End of Mammoth season 2 episode 2 explained as Mel and Matthew split and Tony’s bromance backfires.
  • Tony Mammoth faces off with Matthew as Mel steps in during Mammoth Series 2 Episode 2, in a car park confrontation.[Image via BBC]
    Tony Mammoth faces off with Matthew as Mel steps in during Mammoth Series 2 Episode 2, in a car park confrontation.[Image via BBC]

    Mammoth season 2 returns to its core triangle in Series 2, Episode 2, with Mike Bubbins as Tony Mammoth, Sian Gibson as Mel, and Joel Davison as Theo steering a clean, character-first closer. Mammoth season 2 aired this chapter on BBC Two on December 8, 2025, directed by Simon Hynd and written by Mike Bubbins and Paul Doolan. The plot runs simply by design. Mel is seeing Matthew, Tony enters as a wary father figure, then flips into full mate-crush mode on the new man.

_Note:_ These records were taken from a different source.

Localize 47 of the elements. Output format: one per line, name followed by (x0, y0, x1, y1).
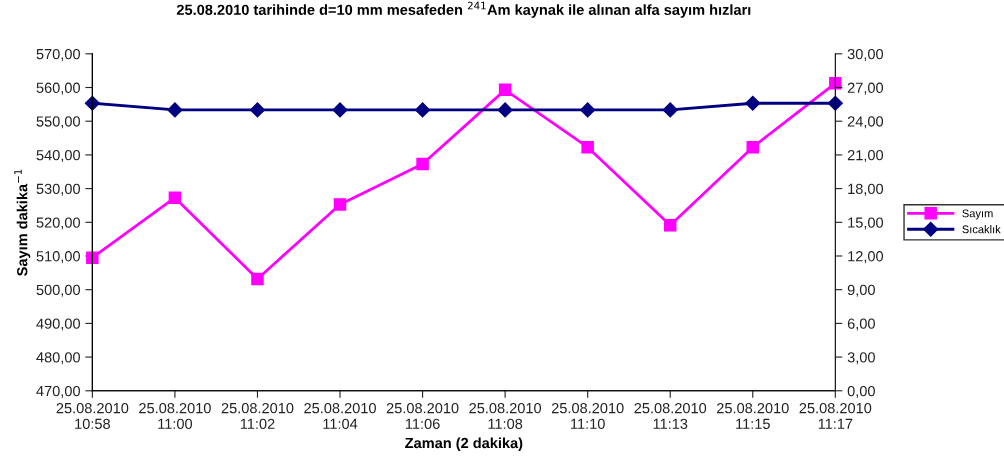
y-tick-label: 470,00 (36, 385, 80, 398)
point (416, 157, 429, 171)
point (168, 191, 182, 204)
x-tick-label: 25.08.2010 11:15 (717, 402, 789, 430)
y-tick-label: 490,00 (36, 318, 80, 331)
y-tick-label: 530,00 (36, 183, 80, 196)
y2-tick-label: 18,00 (848, 183, 884, 196)
y-tick-label: 480,00 (36, 352, 80, 365)
x-tick-label: 25.08.2010 11:04 (304, 402, 376, 430)
y2-tick-label: 0,00 (847, 385, 875, 398)
x-tick-label: 25.08.2010 11:17 (799, 402, 872, 429)
y2-tick-label: 30,00 (847, 48, 884, 61)
point (829, 76, 842, 90)
x-axis-title: Zaman (2 dakika) (405, 437, 523, 452)
x-tick-label: 25.08.2010 11:10 (551, 402, 624, 430)
point (498, 83, 512, 97)
y-tick-label: 510,00 (36, 251, 80, 264)
point (581, 140, 594, 154)
legend-label: Sıcaklık (962, 225, 1001, 234)
y-tick-label: 570,00 (36, 48, 80, 61)
point (746, 140, 760, 154)
x-tick-label: 25.08.2010 11:00 (139, 402, 211, 430)
y2-tick-label: 21,00 (847, 150, 884, 163)
point (663, 219, 677, 232)
x-tick-label: 25.08.2010 11:02 (221, 402, 294, 430)
y2-tick-label: 9,00 (847, 284, 875, 297)
x-tick-label: 25.08.2010 11:06 (386, 402, 459, 430)
y-tick-label: 500,00 (36, 284, 80, 297)
chart-title: 25.08.2010 tarihinde d=10 mm mesafeden $^{241}$Am kaynak ile alınan alfa sayım hızları (176, 1, 751, 18)
point (251, 272, 264, 286)
y2-tick-label: 12,00 (848, 251, 884, 264)
y2-tick-label: 6,00 (847, 318, 875, 331)
y2-tick-label: 24,00 (847, 116, 884, 129)
y-tick-label: 540,00 (36, 150, 80, 163)
legend-label: Sayım (962, 209, 993, 220)
y2-tick-label: 15,00 (848, 217, 884, 230)
x-tick-label: 25.08.2010 11:08 (469, 402, 542, 430)
y-tick-label: 560,00 (36, 82, 80, 95)
point (333, 198, 347, 211)
y2-tick-label: 27,00 (847, 82, 884, 95)
x-tick-label: 25.08.2010 11:13 (634, 402, 707, 430)
y-axis-title: Sayım dakika$^{−1}$ (14, 169, 31, 276)
point (86, 251, 99, 264)
y-tick-label: 520,00 (36, 217, 80, 230)
y2-tick-label: 3,00 (847, 352, 875, 365)
x-tick-label: 25.08.2010 10:58 (56, 402, 129, 430)
y-tick-label: 550,00 (36, 116, 80, 129)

    Mammoth season 2 uses that flip to set up the ending in a way that feels inevitable. By the time dinner is on the table, Tony has invested more in Matthew than Mel has. The scene ends with a mutual decision to part as friends. Mammoth season 2 closes the loop on Tony’s arc for the week. He learns nothing grand, only that forcing a story never makes it true.


    Mammoth season 2 episode 2 ending explained: Did Tony’s “bromance” with Matthew doom Mel’s romance

    Mammoth season 2 builds the answer in stages. Tony starts by policing the relationship as a protective dad, then he fast-tracks a bromance because Matthew seems like the person he wishes would join his world. Across Series 2, Episode 2, Tony turns up at school with newfound swagger as a self-appointed head of PE, then tries to engineer together time so he can keep the friendship alive. Mel remarked,

    “Actually, I’m thinking of breaking up with him,”

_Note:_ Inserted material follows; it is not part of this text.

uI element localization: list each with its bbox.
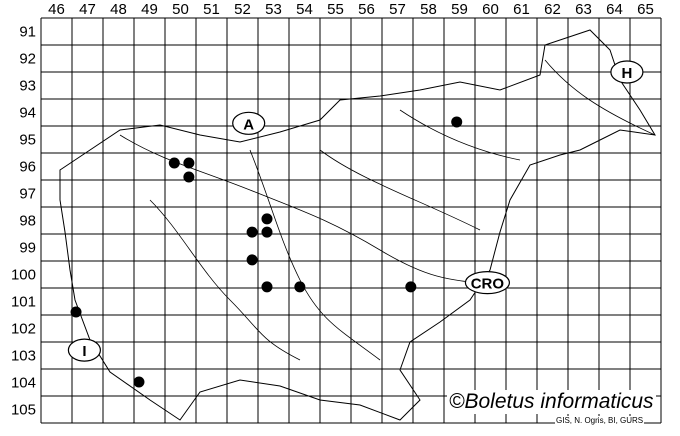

    A line that lands like a pin in Tony’s balloon because he has already reframed Matthew as his best mate. Tony said,

    “You’ll never do better than Matthew, Mel. He’s the total package,”

    which is funny and telling. He is no longer advising his daughter. He is pitching for his friend. The dinner scene resolves the tension without drama. Matthew stated,

    “We’ve decided to break up.”

    It is mutual. It is calm. The sting sits with Tony, not the couple. Mammoth season 2 uses that beat to underline the theme. Tony’s 70s certainty keeps colliding with modern boundaries. His bromance did not doom anything. Mel and Matthew were never more than kind, compatible adults who felt like friends. Tony’s push only made his own feelings louder.

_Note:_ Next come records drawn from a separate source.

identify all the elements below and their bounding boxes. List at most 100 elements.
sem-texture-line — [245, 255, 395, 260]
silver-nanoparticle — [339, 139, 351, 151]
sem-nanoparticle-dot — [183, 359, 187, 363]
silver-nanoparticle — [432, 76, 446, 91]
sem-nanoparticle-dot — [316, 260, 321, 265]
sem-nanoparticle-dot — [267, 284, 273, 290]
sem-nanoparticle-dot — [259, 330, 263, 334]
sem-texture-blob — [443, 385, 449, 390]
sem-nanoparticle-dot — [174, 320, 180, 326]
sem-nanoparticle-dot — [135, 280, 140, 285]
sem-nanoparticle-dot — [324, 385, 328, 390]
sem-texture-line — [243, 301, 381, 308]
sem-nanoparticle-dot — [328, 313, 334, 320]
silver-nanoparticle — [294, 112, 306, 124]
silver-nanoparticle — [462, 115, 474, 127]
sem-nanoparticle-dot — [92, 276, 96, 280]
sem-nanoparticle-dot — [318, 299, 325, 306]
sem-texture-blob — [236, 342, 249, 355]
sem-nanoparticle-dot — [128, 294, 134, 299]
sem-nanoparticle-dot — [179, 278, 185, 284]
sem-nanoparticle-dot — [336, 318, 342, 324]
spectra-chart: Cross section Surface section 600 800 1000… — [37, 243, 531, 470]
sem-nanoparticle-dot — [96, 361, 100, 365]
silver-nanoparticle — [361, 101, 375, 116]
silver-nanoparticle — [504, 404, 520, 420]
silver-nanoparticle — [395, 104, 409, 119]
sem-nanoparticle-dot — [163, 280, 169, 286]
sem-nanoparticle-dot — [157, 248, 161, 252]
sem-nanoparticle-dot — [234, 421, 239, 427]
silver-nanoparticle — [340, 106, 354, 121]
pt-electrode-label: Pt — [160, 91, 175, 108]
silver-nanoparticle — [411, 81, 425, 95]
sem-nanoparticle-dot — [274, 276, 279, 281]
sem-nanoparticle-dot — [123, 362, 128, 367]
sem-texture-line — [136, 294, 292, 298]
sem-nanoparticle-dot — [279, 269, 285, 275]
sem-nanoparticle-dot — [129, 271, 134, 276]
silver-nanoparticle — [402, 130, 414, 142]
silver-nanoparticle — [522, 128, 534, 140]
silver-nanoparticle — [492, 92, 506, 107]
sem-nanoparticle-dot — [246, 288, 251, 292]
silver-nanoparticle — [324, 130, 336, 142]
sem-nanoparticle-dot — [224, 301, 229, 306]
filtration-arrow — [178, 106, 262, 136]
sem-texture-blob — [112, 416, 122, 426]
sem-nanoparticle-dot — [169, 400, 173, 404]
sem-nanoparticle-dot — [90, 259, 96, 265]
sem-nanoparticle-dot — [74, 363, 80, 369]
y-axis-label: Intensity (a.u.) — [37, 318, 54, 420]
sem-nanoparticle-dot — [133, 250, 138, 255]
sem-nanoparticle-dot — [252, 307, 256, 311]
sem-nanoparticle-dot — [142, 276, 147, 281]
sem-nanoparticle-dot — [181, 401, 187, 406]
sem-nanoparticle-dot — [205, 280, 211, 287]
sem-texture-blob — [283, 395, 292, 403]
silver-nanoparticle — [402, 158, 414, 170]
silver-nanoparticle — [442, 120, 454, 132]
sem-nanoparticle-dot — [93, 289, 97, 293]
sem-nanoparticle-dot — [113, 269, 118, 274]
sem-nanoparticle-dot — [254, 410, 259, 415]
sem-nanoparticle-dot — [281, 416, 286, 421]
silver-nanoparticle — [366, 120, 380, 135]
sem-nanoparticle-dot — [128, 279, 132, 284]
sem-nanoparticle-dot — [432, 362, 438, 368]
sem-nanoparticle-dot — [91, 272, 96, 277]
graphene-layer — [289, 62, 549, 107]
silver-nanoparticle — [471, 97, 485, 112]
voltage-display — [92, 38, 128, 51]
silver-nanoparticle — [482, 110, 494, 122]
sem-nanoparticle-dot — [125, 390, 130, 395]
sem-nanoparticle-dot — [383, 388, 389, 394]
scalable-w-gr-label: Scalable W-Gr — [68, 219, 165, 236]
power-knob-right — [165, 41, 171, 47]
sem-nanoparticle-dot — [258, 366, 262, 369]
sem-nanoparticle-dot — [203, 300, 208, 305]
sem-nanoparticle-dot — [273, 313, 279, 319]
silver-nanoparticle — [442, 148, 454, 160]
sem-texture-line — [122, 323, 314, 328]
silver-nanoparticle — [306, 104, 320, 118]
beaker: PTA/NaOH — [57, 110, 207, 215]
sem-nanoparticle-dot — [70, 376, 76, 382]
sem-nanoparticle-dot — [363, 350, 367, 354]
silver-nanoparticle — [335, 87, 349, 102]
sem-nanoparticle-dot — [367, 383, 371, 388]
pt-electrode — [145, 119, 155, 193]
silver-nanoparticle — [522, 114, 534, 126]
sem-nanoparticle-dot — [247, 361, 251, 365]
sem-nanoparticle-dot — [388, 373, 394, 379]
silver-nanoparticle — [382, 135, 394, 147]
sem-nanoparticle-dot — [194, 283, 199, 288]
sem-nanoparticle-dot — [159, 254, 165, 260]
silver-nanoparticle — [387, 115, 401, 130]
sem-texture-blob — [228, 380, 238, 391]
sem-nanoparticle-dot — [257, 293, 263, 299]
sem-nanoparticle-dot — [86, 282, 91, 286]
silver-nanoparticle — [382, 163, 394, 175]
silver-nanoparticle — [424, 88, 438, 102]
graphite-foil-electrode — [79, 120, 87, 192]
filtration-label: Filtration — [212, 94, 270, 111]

    Mammoth season 2 episode 2 full recap: from protective dad to instant bromance

    Mammoth season 2 opens with Tony clocking Mel’s new date and leaning into the role of gatekeeper. The joke turns fast when Matthew’s manners, interests, and easy charm win him over. Tony spends the middle act weaving Matthew into his day. He name-checks him at work, big-dogs PE with “head of PE” energy, and lines up a dinner he imagines as a relationship save for Mel and a friendship guarantee for himself. Tony said,

    “Tell him Mammoth says hello,”

    That reads as a small comic flair and a sign that the attachment has slid into need. In the background, Mammoth season 2 threads Theo’s “bad-boy” posture through school and home. He toys with image as a way to fit in, which adds friction to Mel’s week and gives Tony a reason to posture as a fixer.

    Those beats turn the screws toward the ending. Mel enters the dinner already unsure. Tony tries to sell Matthew back to her. Matthew senses the mismatch. The scene lands with respect rather than shock. Mammoth season 2 keeps the camera on Tony after the decision, because the loss is his. The description of the episode, as per the BBC, reads,

    "Mammoth turns into the protective father figure when Mel goes on a date with a new man, Matthew. But he quickly starts to adore him – mainly on a whim. Whilst trying to develop the world’s strangest bromance, he takes his self-appointed role as head of PE very seriously, until the pressure gets too much. Meanwhile, Mel isn’t feeling it with Matthew, and Theo revels in his new bad-boy image."